Histoires d’Amerique: Food, Family and Philosophy (Chantal Akerman, 1988)



The title of Chantal Akerman’s Histoires d’Amerique: Food, Family and Philosophy points at the film’s duality – a promise of conviviality, served up by an outsider. The film isn’t conventionally warm - the camera serves throughout as a fixed, direct spectator – but Akerman’s humanism prevents it from morbidity or oppressiveness.
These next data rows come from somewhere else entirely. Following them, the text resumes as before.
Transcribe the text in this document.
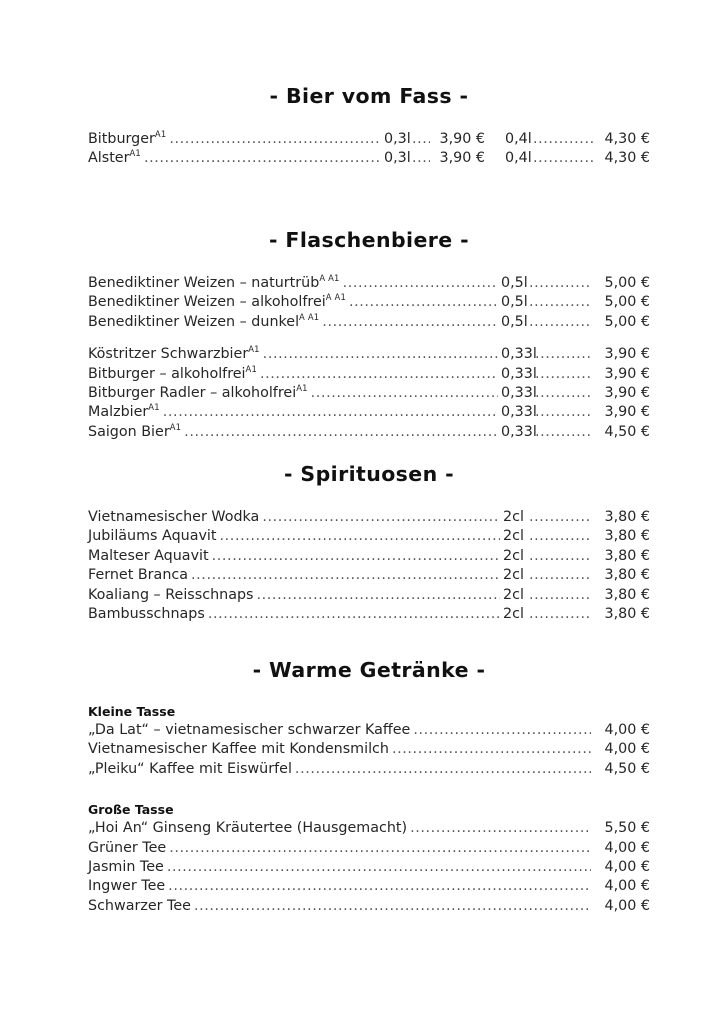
- Bier vom Fass -
Bitburger$^{A1}$ .....	0,3l .....	3,90 € 0,4l .....	4,30 €
Alster$^{A1}$ .....	0,3l .....	3,90 € 0,4l .....	4,30 €
- Flaschenbiere -
Benediktiner Weizen – naturtrüb$^{A A1}$ .....	0,5l .....	5,00 €
Benediktiner Weizen – alkoholfrei$^{A A1}$ .....	0,5l .....	5,00 €
Benediktiner Weizen – dunkel$^{A A1}$ .....	0,5l .....	5,00 €
Köstritzer Schwarzbier$^{A1}$ .....	0,33l .....	3,90 €
Bitburger – alkoholfrei$^{A1}$ .....	0,33l .....	3,90 €
Bitburger Radler – alkoholfrei$^{A1}$ .....	0,33l .....	3,90 €
Malzbier$^{A1}$ .....	0,33l .....	3,90 €
Saigon Bier$^{A1}$ .....	0,33l .....	4,50 €
- Spirituosen -
Vietnamesischer Wodka .....	2cl .....	3,80 €
Jubiläums Aquavit .....	2cl .....	3,80 €
Malteser Aquavit .....	2cl .....	3,80 €
Fernet Branca .....	2cl .....	3,80 €
Koaliang – Reisschnaps .....	2cl .....	3,80 €
Bambusschnaps .....	2cl .....	3,80 €
- Warme Getränke -
Kleine Tasse
„Da Lat“ – vietnamesischer schwarzer Kaffee .....	4,00 €
Vietnamesischer Kaffee mit Kondensmilch .....	4,00 €
„Pleiku“ Kaffee mit Eiswürfel .....	4,50 €
Große Tasse
„Hoi An“ Ginseng Kräutertee (Hausgemacht) .....	5,50 €
Grüner Tee .....	4,00 €
Jasmin Tee .....	4,00 €
Ingwer Tee .....	4,00 €
Schwarzer Tee .....	4,00 €
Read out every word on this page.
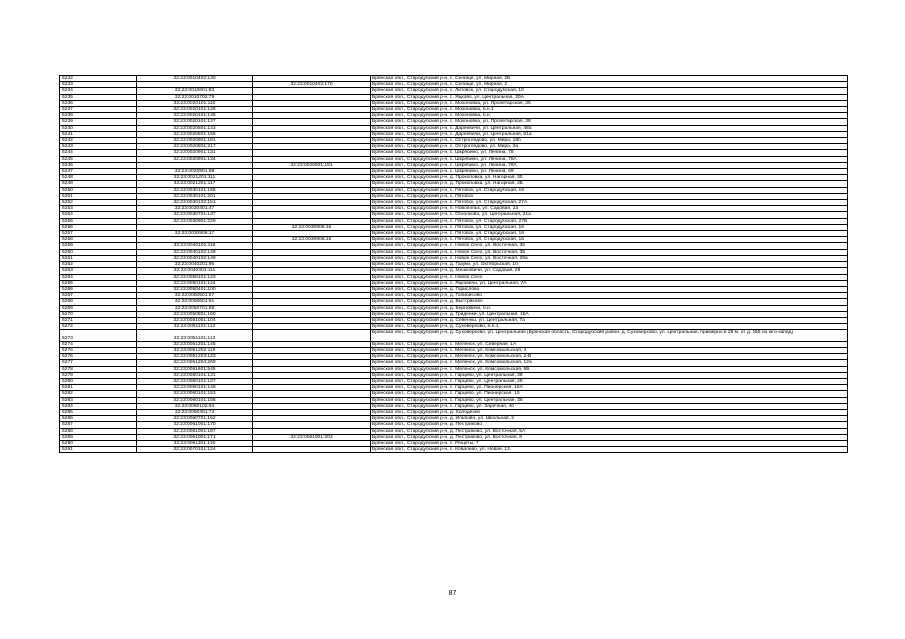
5232	32:23:0010402:130		Брянская обл., Стародубский р-н, с. Селище, ул. Мирная, 2Б
5233		32:23:0010402:170	Брянская обл., Стародубский р-н, с. Селище, ул. Мирная, 2
5234	32:23:0010601:83		Брянская обл., Стародубский р-н, с. Литовск, ул. Стародубская, 10
5235	32:23:0010702:79		Брянская обл., Стародубский р-н, с. Яцково, ул. Центральная, 30А
5236	32:23:0020101:110		Брянская обл., Стародубский р-н, с. Мохоновка, ул. Пролетарская, 35
5237	32:23:0020101:128		Брянская обл., Стародубский р-н, с. Мохоновка, б.н.1
5238	32:23:0020101:135		Брянская обл., Стародубский р-н, с. Мохоновка, б.н.
5239	32:23:0020101:137		Брянская обл., Стародубский р-н, с. Мохоновка, ул. Пролетарская, 38
5240	32:23:0020501:143		Брянская обл., Стародубский р-н, с. Дареевичи, ул. Центральная, 48а
5241	32:23:0020501:156		Брянская обл., Стародубский р-н, с. Дареевичи, ул. Центральная, 61а
5242	32:23:0020801:181		Брянская обл., Стародубский р-н, с. Остроглядово, ул. Мира, 18б
5243	32:23:0020801:217		Брянская обл., Стародубский р-н, с. Остроглядово, ул. Мира, 2а
5244	32:23:0020901:131		Брянская обл., Стародубский р-н, с. Шкрябино, ул. Ленина, 78
5245	32:23:0020901:134		Брянская обл., Стародубский р-н, с. Шкрябино, ул. Ленина, 76А
5246		32:23:0020901:181	Брянская обл., Стародубский р-н, с. Шкрябино, ул. Ленина, 78А
5247	32:23:0020901:98		Брянская обл., Стародубский р-н, с. Шкрябино, ул. Ленина, 69
5248	32:23:0021201:111		Брянская обл., Стародубский р-н, д. Прокоповка, ул. Нагорная, 30
5249	32:23:0021201:117		Брянская обл., Стародубский р-н, д. Прокоповка, ул. Нагорная, 2Б
5250	32:23:0030101:185		Брянская обл., Стародубский р-н, с. Пятовск, ул. Стародубская, 16
5251	32:23:0030101:201		Брянская обл., Стародубский р-н, с. Пятовск
5252	32:23:0030102:151		Брянская обл., Стародубский р-н, с. Пятовск, ул. Стародубская, 27А
5253	32:23:0030401:47		Брянская обл., Стародубский р-н, п. Новопольк, ул. Садовая, 2а
5254	32:23:0030701:137		Брянская обл., Стародубский р-н, с. Осколково, ул. Центральная, 21а
5255	32:23:0030901:229		Брянская обл., Стародубский р-н, с. Пятовск, ул. Стародубская, 27Б
5256		32:23:0030906:16	Брянская обл., Стародубский р-н, с. Пятовск, ул. Стародубская, 16
5257	32:23:0030906:17		Брянская обл., Стародубский р-н, с. Пятовск, ул. Стародубская, 16
5258		32:23:0030906:18	Брянская обл., Стародубский р-н, с. Пятовск, ул. Стародубская, 16
5259	32:23:0040101:118		Брянская обл., Стародубский р-н, с. Новое Село, ул. Восточная, 35
5260	32:23:0040102:148		Брянская обл., Стародубский р-н, с. Новое Село, ул. Восточная, 35
5261	32:23:0040102:149		Брянская обл., Стародубский р-н, с. Новое Село, ул. Восточная, 29а
5262	32:23:0040201:95		Брянская обл., Стародубский р-н, д. Газуки, ул. Октябрьская, 10
5263	32:23:0040301:111		Брянская обл., Стародубский р-н, д. Мешковичи, ул. Садовая, 29
5264	32:23:0050101:123		Брянская обл., Стародубский р-н, с. Новое Село
5265	32:23:0050101:124		Брянская обл., Стародубский р-н, с. Яцковичи, ул. Центральная, 7А
5266	32:23:0050401:100		Брянская обл., Стародубский р-н, д. Горислово
5267	32:23:0050501:57		Брянская обл., Стародубский р-н, д. Голибисово
5268	32:23:0050601:91		Брянская обл., Стародубский р-н, д. Выстриково
5269	32:23:0050701:89		Брянская обл., Стародубский р-н, д. Берновичи, б.н.
5270	32:23:0050801:160		Брянская обл., Стародубский р-н, д. Гриденки, ул. Центральная, 15А
5271	32:23:0051001:104		Брянская обл., Стародубский р-н, д. Севенны, ул. Центральная, 7а
5272	32:23:0051101:112		Брянская обл., Стародубский р-н, д. Суховерхово, б.н.1
5273	32:23:0051101:113		Брянская обл., Стародубский р-н, д. Суховерхово, ул. Центральная (Брянская область, Стародубский район, д. Суховерхово, ул. Центральная, примерно в 28 м. от д. №9 на юго-запад)
5274	32:23:0051201:145		Брянская обл., Стародубский р-н, с. Меленск, ул. Северная, 1А
5275	32:23:0051202:119		Брянская обл., Стародубский р-н, с. Меленск, ул. Комсомольская, 4
5276	32:23:0051203:123		Брянская обл., Стародубский р-н, с. Меленск, ул. Комсомольская, 2-В
5277	32:23:0051204:269		Брянская обл., Стародубский р-н, с. Меленск, ул. Комсомольская, 12а
5278	32:23:0051601:545		Брянская обл., Стародубский р-н, с. Меленск, ул. Комсомольская, 5Б
5279	32:23:0060101:131		Брянская обл., Стародубский р-н, с. Гарцево, ул. Центральная, 38
5280	32:23:0060101:137		Брянская обл., Стародубский р-н, с. Гарцево, ул. Центральная, 28
5281	32:23:0060101:148		Брянская обл., Стародубский р-н, с. Гарцево, ул. Пионерская, 15А
5282	32:23:0060101:153		Брянская обл., Стародубский р-н, с. Гарцево, ул. Пионерская, 15
5283	32:23:0060101:156		Брянская обл., Стародубский р-н, с. Гарцево, ул. Центральная, 38
5284	32:23:0060102:94		Брянская обл., Стародубский р-н, с. Гарцево, ул. Заречная, 40
5285	32:23:0060401:74		Брянская обл., Стародубский р-н, д. Холодезев
5286	32:23:0060701:152		Брянская обл., Стародубский р-н, д. Ильбово, ул. Школьная, 2
5287	32:23:0061001:170		Брянская обл., Стародубский р-н, д. Пестриково
5288	32:23:0061001:187		Брянская обл., Стародубский р-н, д. Пестриково, ул. Восточная, 5А
5289	32:23:0061001:171	32:23:0061001:203	Брянская обл., Стародубский р-н, д. Пестриково, ул. Восточная, 8
5290	32:23:0061101:120		Брянская обл., Стародубский р-н, с. Рещеты, 7
5291	32:23:0070101:124		Брянская обл., Стародубский р-н, с. Ковалево, ул. Новая, 13
87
For the most part, the film consists of direct-to-camera English-language testimonies from American Jews: they’re not identified by name or period, but appear to belong at least primarily to the 40s and 50s, to lives recently brutalized by relatives lost in the camps or otherwise separated by exile, and before that by progroms and upheavals: even when the stories are primarily accounts of happiness and success, they always incorporate lurking shadow, the impossibility of ever traveling entirely into the light. Akerman intersperses these with humour of the “the food here is terrible and such small portions” variety – the often-mournful quality of the punchlines all the more plaintive for the surrounding figurative darkness. Not just that: Akerman frames her participants (actors doesn’t seem like the right word somehow) against urban nightscapes, only yielding to hazy daylight in the final scenes, as the film starts to play with its own artifice, bringing its people together and reshuffling their assigned identities. For the most part though, it's suffused in profound loneliness even as it illustrates the power of community – it examines memory both in its glory and its burden. One of the closing testimonies, by a young man preparing to kill himself, is additionally chilling now for the knowledge of how Akerman ended her own life, after a last film – No Home Movie – which while being closely aligned to this one, sheds its elaborations and mannerisms. It gives Histoires d’Amerique an eerie quality of premonition, as if to finally confirm its recurring sense of how events may become hopeless, even if not entirely serious.